A federal appeals court has upheld most of a jury verdict against two police officers and the city of Sonora, Calif., in the handcuffing and transport of an 11-year-old student who was unresponsive to a school official at recess.
An en banc panel of the U.S. Court of Appeals for the 9th Circuit, in San Francisco, ruled 7-4 that the two officers did not have qualified immunity over handcuffing the student identified as C.B., who had failed to take his medication for attention deficit hyperactivity disorder on what the student later called a “rough day.”

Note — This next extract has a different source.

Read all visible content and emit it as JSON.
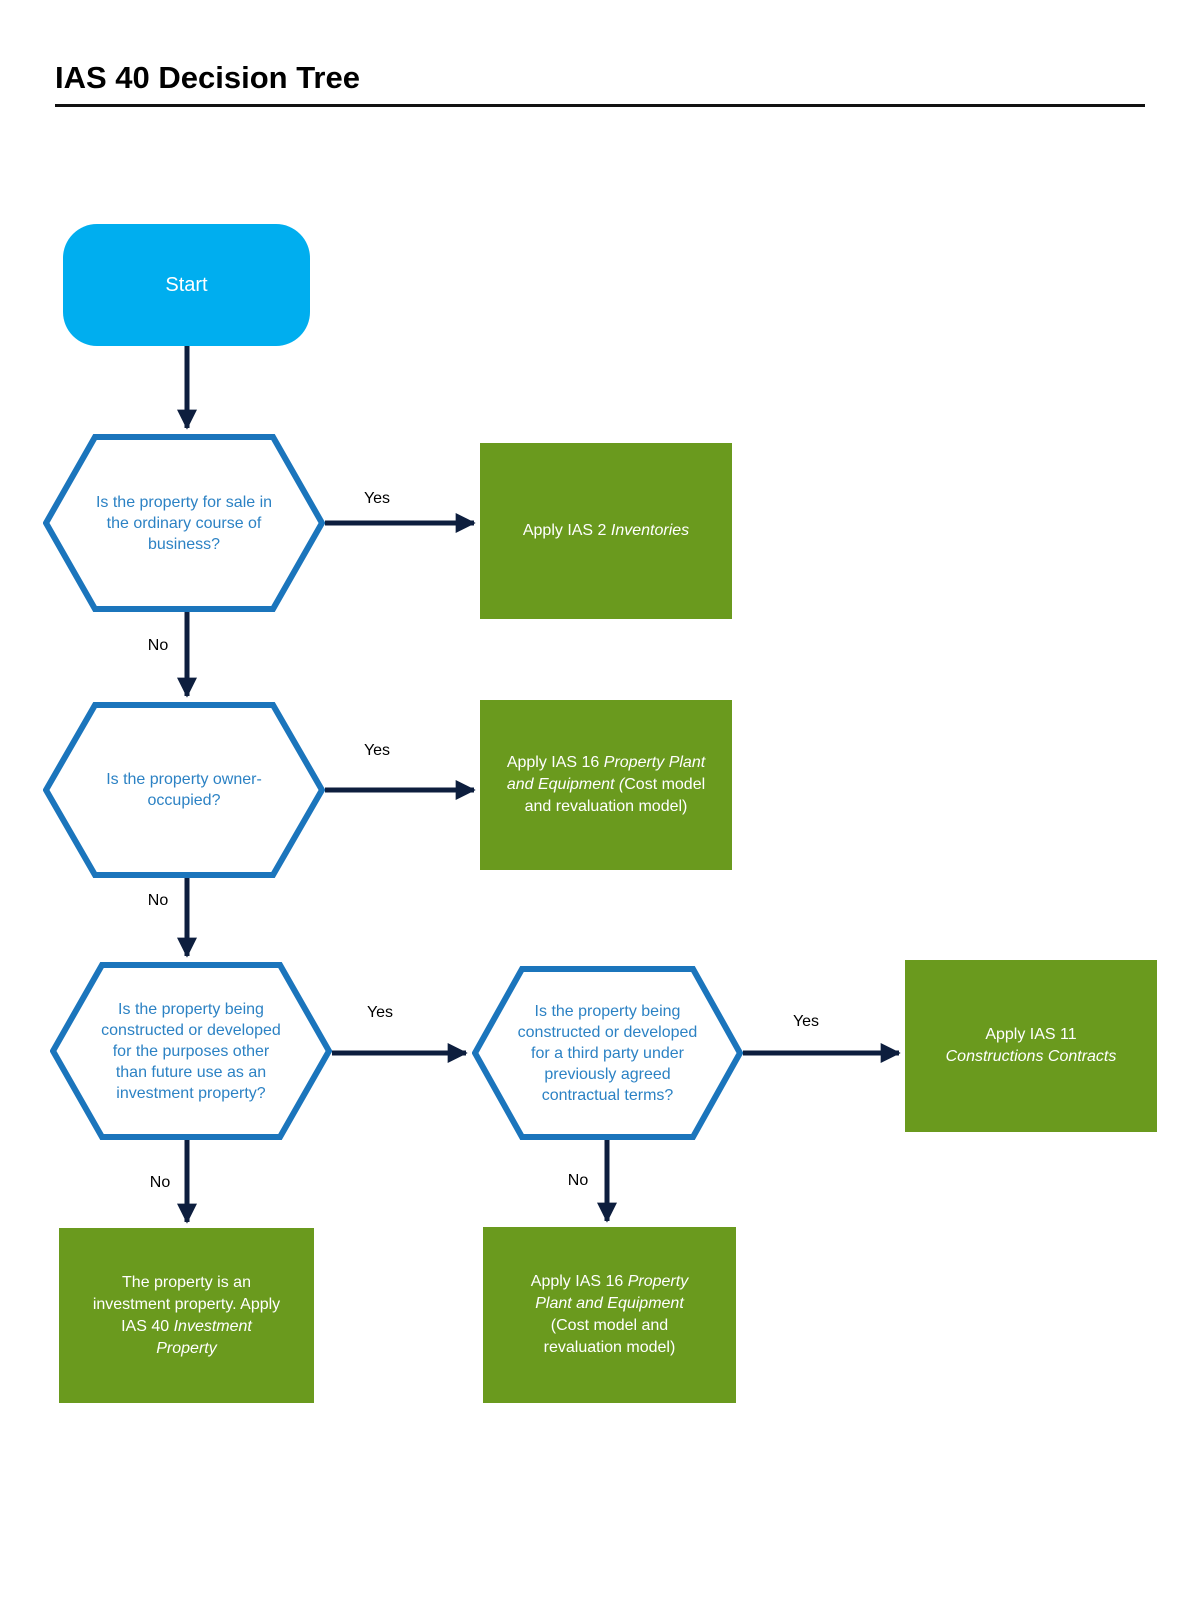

“It is beyond dispute that handcuffing a small, calm child who is surrounded by numerous adults, who complies with all of the officers’ instructions, and who is, by an officer’s own account, unlikely to flee, was completely unnecessary and excessively intrusive,” U.S. Circuit Judge Richard A. Paez wrote for the majority.
However, a different 7-4 lineup of the court ruled that the officers who responded to a call from school officials were entitled to immunity over a claim that their seizure of C.B. on the playground violated the boy’s Fourth Amendment rights.
The case stems from a day in the fall of 2008 at Sonora Elementary School. A physical education teacher who was the school’s disciplinarian became concerned that C.B., based on past experiences, might run away from school or into traffic, and she sought to coax him back into the building. She said she would have to call the police if C.B. didn’t go inside. When he continued to be unresponsive, the Sonora police were called.
The officers who responded to a report of an “out of control” juvenile believed C.B. was passively resisting them. They handcuffed the student behind his back and transported him in a police car into the care of his guardian.
C.B. filed a federal civil rights lawsuit against the Sonora police department and two of the responding officers, alleging excessive force and unlawful seizure. (He also sued the Sonora school district and the “disciplinarian,” who settled for an undisclosed amount.)
The federal jury initially returned a verdict in favor of the defendant city and police officers. But the trial judge concluded that the jury’s answers to questions on the jury form were inconsistent, and the jurors were sent back for further deliberations, and they then ruled for C.B.
On appeal, a three-judge panel of the 9th Circuit court ruled unanimously last September that the defendants should be given a new trial. But the full 24-member 9th Circuit court stepped in and granted an en banc rehearing, which in that circuit is done before an 11-member panel of judges.
In its Oct. 15 decision in C.B. v. City of Sonora, the larger appeals court panel unanimously upheld the jury instructions in the case. But the court splintered on the issues of whether the officers merited immunity on the excessive force and seizure claims.
Writing for the majority that found against the officers on the excessive force claim, Judge Paez said the officers’ “use of handcuffs on a calm, compliant, but nonresponsive 11-year-old child was unreasonable.”
“During the entire incident, C.B. never did anything that suggested he might run away or that he otherwise posed a safety threat,” Paez said. “He weighed about 80 pounds and was approximately 4'8'’ tall—by no means a large child. Moreover, he was surrounded by four or five adults at all times.”
On the court’s finding of immunity for the officers on the seizure issue, U.S. Circuit Judge Milan D. Smith Jr. wrote for the second majority that the officers who arrived at the school were told by school officials that C.B. had been “out of control” and that he was a potential “runner.”
“Under all the circumstances, a reasonable officer would not have understood that taking C.B. into temporary custody violated his rights,” Judge Smith said.
The jury had awarded $285,000 in damages to C.B. from the officers and city. The 9th Circuit court ordered that award reduced by $20,000 because of the ruling for the officers on immunity over the seizure.
A version of this news article first appeared in The School Law Blog.